Richard Solomon, a graduate student at MIT who was among the demonstrators struck in the eyes with pepper spray August 2, said the crimes of the Israeli military, which has been accused of human rights violations in the targeting of civilians and civilian infrastructure in its 22-months-long siege of Gaza, far eclipse any violations of nonviolent protesters.
“The bigger question is, why is the Cambridge Police Department defending a company that is complicit in human rights violations?” he said.
Solomon noted that the London-based Barclays Bank has divested its shares of Elbit Systems and MIT ended a controversial research collaboration with the firm.
“The tide is shifting, in my opinion,” he said.

The demonstrations on August 2 and Sunday fit into a tactic adopted by groups opposing Israel’s occupation of Palestinian territories referred to as boycott, divestment and sanctions (BDS). Locally, activists have scored two victories against Elbit systems in recent months. In addition to MIT ending its research collaboration with the firm, demonstrators last year engaged in a series of pickets in front of an Elbit Systems office in Central Square. The firm vacated that location in August of last year.
Those small victories aside, the BDS movement faces an uphill battle in the U.S. There are 28 U.S. states that have made boycotting companies doing business with Israel illegal, including New Hampshire and Rhode Island.
The activists who rallied in Cambridge Sunday said Israel’s block on food aid entering Gaza and the resulting famine have created more urgency in their movement.
“We’re seeing the forced starvation of the people of Gaza,” said Kojo Acheampong, a Harvard University student and member of the Palestinian Solidarity Committee. “We’re seeing the U.S. government back the starvation of the people of Gaza.

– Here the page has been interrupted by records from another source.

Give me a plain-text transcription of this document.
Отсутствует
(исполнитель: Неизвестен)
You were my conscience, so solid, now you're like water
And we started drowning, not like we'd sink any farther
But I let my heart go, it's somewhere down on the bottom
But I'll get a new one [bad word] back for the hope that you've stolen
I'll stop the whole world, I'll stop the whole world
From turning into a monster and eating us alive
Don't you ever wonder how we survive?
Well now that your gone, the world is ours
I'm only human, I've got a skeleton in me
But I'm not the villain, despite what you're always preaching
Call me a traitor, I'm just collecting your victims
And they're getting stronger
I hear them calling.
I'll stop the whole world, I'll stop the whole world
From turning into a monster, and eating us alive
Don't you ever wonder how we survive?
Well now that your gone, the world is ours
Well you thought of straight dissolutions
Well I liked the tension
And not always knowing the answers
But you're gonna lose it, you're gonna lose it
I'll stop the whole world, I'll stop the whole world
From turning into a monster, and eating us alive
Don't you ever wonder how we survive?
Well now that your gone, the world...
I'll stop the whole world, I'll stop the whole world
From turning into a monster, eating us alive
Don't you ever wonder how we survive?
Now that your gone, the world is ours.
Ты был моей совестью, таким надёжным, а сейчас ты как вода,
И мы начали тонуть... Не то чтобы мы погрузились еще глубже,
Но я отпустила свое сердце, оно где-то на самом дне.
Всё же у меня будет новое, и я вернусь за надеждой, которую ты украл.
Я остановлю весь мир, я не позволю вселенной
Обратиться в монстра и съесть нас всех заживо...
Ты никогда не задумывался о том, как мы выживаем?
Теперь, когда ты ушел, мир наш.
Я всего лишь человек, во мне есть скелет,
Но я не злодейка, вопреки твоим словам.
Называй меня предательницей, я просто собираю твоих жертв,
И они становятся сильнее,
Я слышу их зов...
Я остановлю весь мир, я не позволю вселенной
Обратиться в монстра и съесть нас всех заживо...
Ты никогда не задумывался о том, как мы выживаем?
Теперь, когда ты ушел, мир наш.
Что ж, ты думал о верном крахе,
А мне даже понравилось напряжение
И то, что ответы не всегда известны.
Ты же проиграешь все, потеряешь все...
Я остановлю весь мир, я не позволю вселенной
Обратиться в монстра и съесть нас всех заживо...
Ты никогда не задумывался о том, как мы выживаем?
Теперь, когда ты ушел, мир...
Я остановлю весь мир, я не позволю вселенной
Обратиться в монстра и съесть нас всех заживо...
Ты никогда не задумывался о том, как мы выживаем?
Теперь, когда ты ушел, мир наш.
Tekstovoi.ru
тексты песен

We’re in a dire moment.”
Firing up the crowd on the Cambridge Common, Alex, who declined to give his last name, spoke on behalf of the group Jewish Voice for Peace.
“The genocide needs the cooperation of state and local governments and their police to repress the opposition, all in the name of law enforcement,” he said. “But we don’t oppose genocide because it’s illegal. We oppose genocide because it’s immoral, it’s unconscionable and because we believe in justice, equality and dignity for all people.”